A bitesize new musical from Barlow & Smith at the VAULT Festival, Lock and Key asks how bloody far will you go to succeed in the office…
“Don’t you use my little red key”
A nippy little thing this, Lock and Key. A new musical from writing duo Barlow & Smith, a couple of cracking musical theatre actresses in Tiffany Graves and Evelyn Hoskins, and the sweaty intimacy of the Pit, one of the VAULT Festival’s less hospitable spaces. It all adds up to something really rather entertaining.
Set in the children’s literature department of a publishing firm, office junior Jess is doing everything she can to impress boss Samantha as the end of her probationary period fast approaches. She’s even missing her birthday party in order to seize a key opportunity but she soon finds out that that is not all she will have to sacrifice to make it to the top.
Billed as a workplace thriller, Adam Lenson’s production flirts with B-movie horror as something of an enjoyable schlockfest emerges. Talking teddy bears and outright gore sit alongside an exploration of modern office culture in AC Smith’s book, which pulls no punches in exposing the hollowness ingrained in much of what is measured as ‘success’.

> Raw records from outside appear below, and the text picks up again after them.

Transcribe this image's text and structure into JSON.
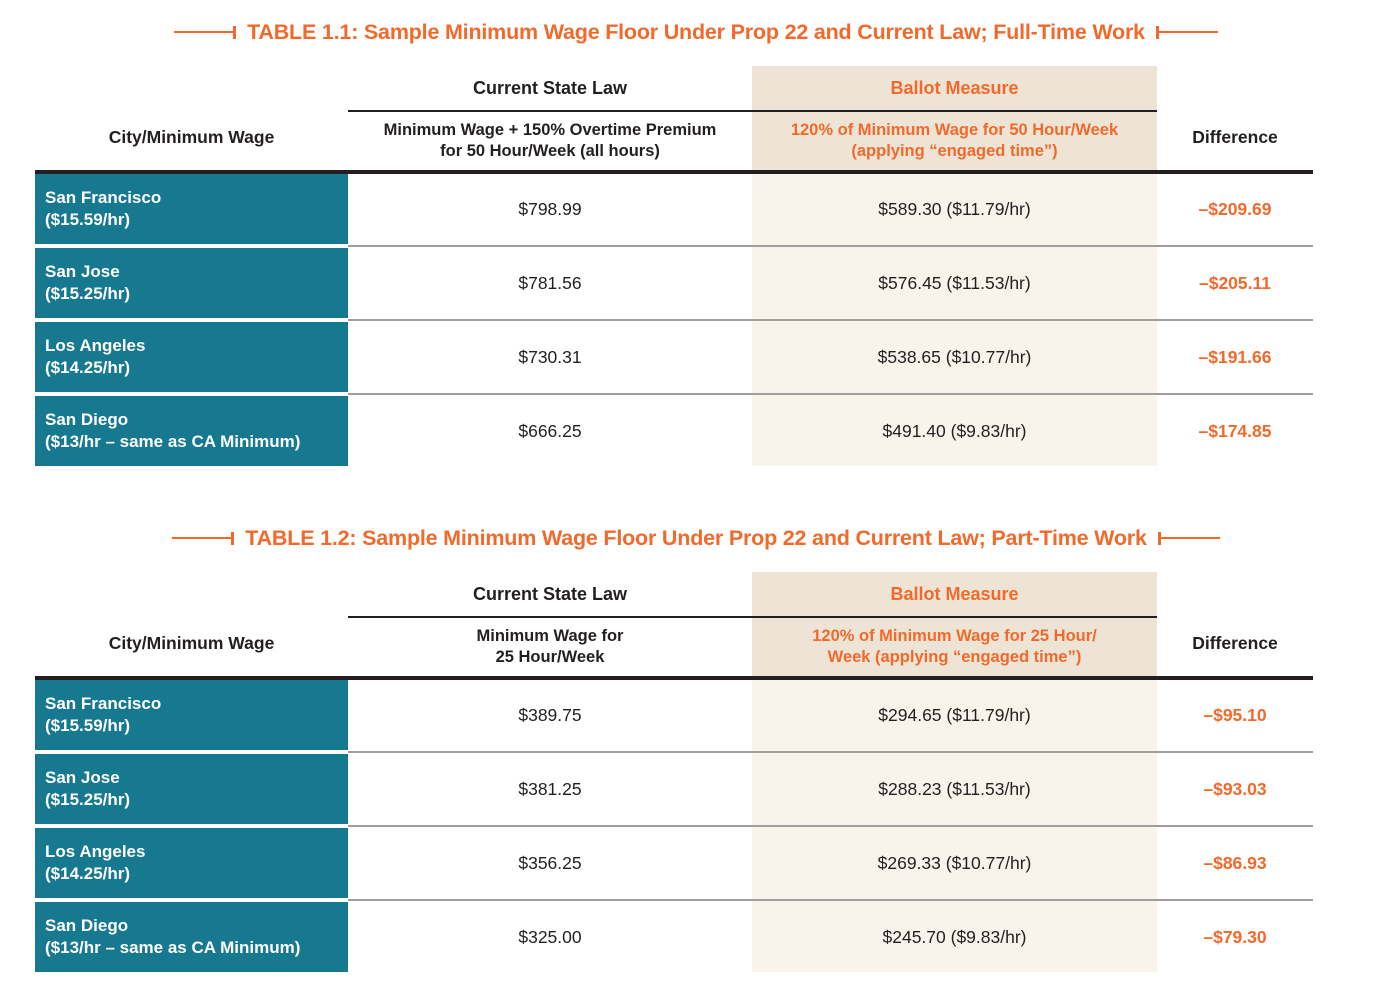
{
  "colors": {
    "accent_orange": "#f26a2b",
    "city_teal": "#17798f",
    "ballot_header_beige": "#ede4d6",
    "ballot_column_beige": "#f8f4ec"
  },
  "tables": [
    {
      "title": "TABLE 1.1: Sample Minimum Wage Floor Under Prop 22 and Current Law; Full-Time Work",
      "col1_header": "City/Minimum Wage",
      "col2_group": "Current State Law",
      "col3_group": "Ballot Measure",
      "col2_sub_line1": "Minimum Wage + 150% Overtime Premium",
      "col2_sub_line2": "for 50 Hour/Week (all hours)",
      "col3_sub_line1": "120% of Minimum Wage for 50 Hour/Week",
      "col3_sub_line2": "(applying “engaged time”)",
      "col4_header": "Difference",
      "rows": [
        {
          "city": "San Francisco",
          "wage_note": "($15.59/hr)",
          "current_law": "$798.99",
          "ballot_measure": "$589.30 ($11.79/hr)",
          "difference": "–$209.69"
        },
        {
          "city": "San Jose",
          "wage_note": "($15.25/hr)",
          "current_law": "$781.56",
          "ballot_measure": "$576.45 ($11.53/hr)",
          "difference": "–$205.11"
        },
        {
          "city": "Los Angeles",
          "wage_note": "($14.25/hr)",
          "current_law": "$730.31",
          "ballot_measure": "$538.65 ($10.77/hr)",
          "difference": "–$191.66"
        },
        {
          "city": "San Diego",
          "wage_note": "($13/hr – same as CA Minimum)",
          "current_law": "$666.25",
          "ballot_measure": "$491.40 ($9.83/hr)",
          "difference": "–$174.85"
        }
      ]
    },
    {
      "title": "TABLE 1.2: Sample Minimum Wage Floor Under Prop 22 and Current Law; Part-Time Work",
      "col1_header": "City/Minimum Wage",
      "col2_group": "Current State Law",
      "col3_group": "Ballot Measure",
      "col2_sub_line1": "Minimum Wage for",
      "col2_sub_line2": "25 Hour/Week",
      "col3_sub_line1": "120% of Minimum Wage for 25 Hour/",
      "col3_sub_line2": "Week (applying “engaged time”)",
      "col4_header": "Difference",
      "rows": [
        {
          "city": "San Francisco",
          "wage_note": "($15.59/hr)",
          "current_law": "$389.75",
          "ballot_measure": "$294.65 ($11.79/hr)",
          "difference": "–$95.10"
        },
        {
          "city": "San Jose",
          "wage_note": "($15.25/hr)",
          "current_law": "$381.25",
          "ballot_measure": "$288.23 ($11.53/hr)",
          "difference": "–$93.03"
        },
        {
          "city": "Los Angeles",
          "wage_note": "($14.25/hr)",
          "current_law": "$356.25",
          "ballot_measure": "$269.33 ($10.77/hr)",
          "difference": "–$86.93"
        },
        {
          "city": "San Diego",
          "wage_note": "($13/hr – same as CA Minimum)",
          "current_law": "$325.00",
          "ballot_measure": "$245.70 ($9.83/hr)",
          "difference": "–$79.30"
        }
      ]
    }
  ]
}
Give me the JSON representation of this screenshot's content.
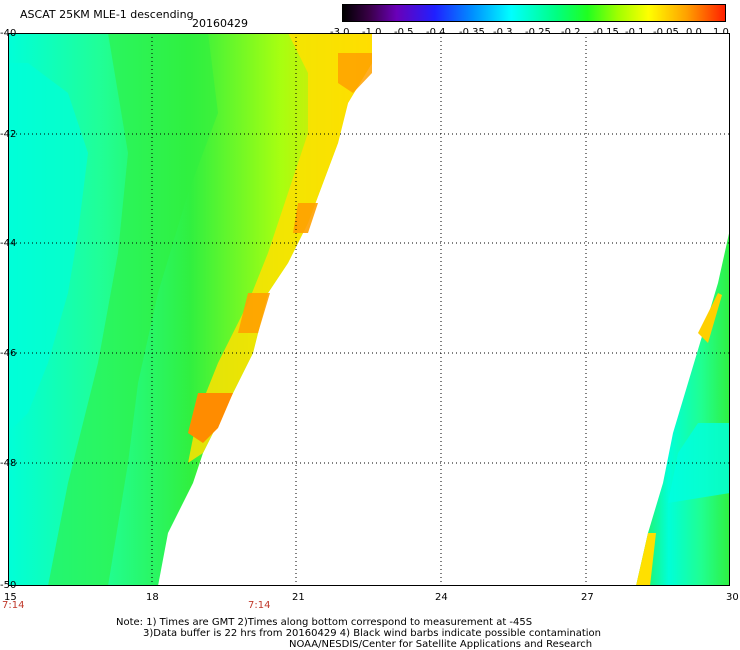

And Bella Barlow’s score impressively weaves together a range of influences to create a lively and cohesive score that is nagging away at earworm territory. Hoskins’ is superb as the dryly funny Jess, apparently unable to resist any temptation, and Graves excels at the unexpected emotional range of Samantha. Plus there’s holepuncher snow which, as anyone who has ever worked as an administrator will tell you, is a pleasure akin to popping bubble wrap.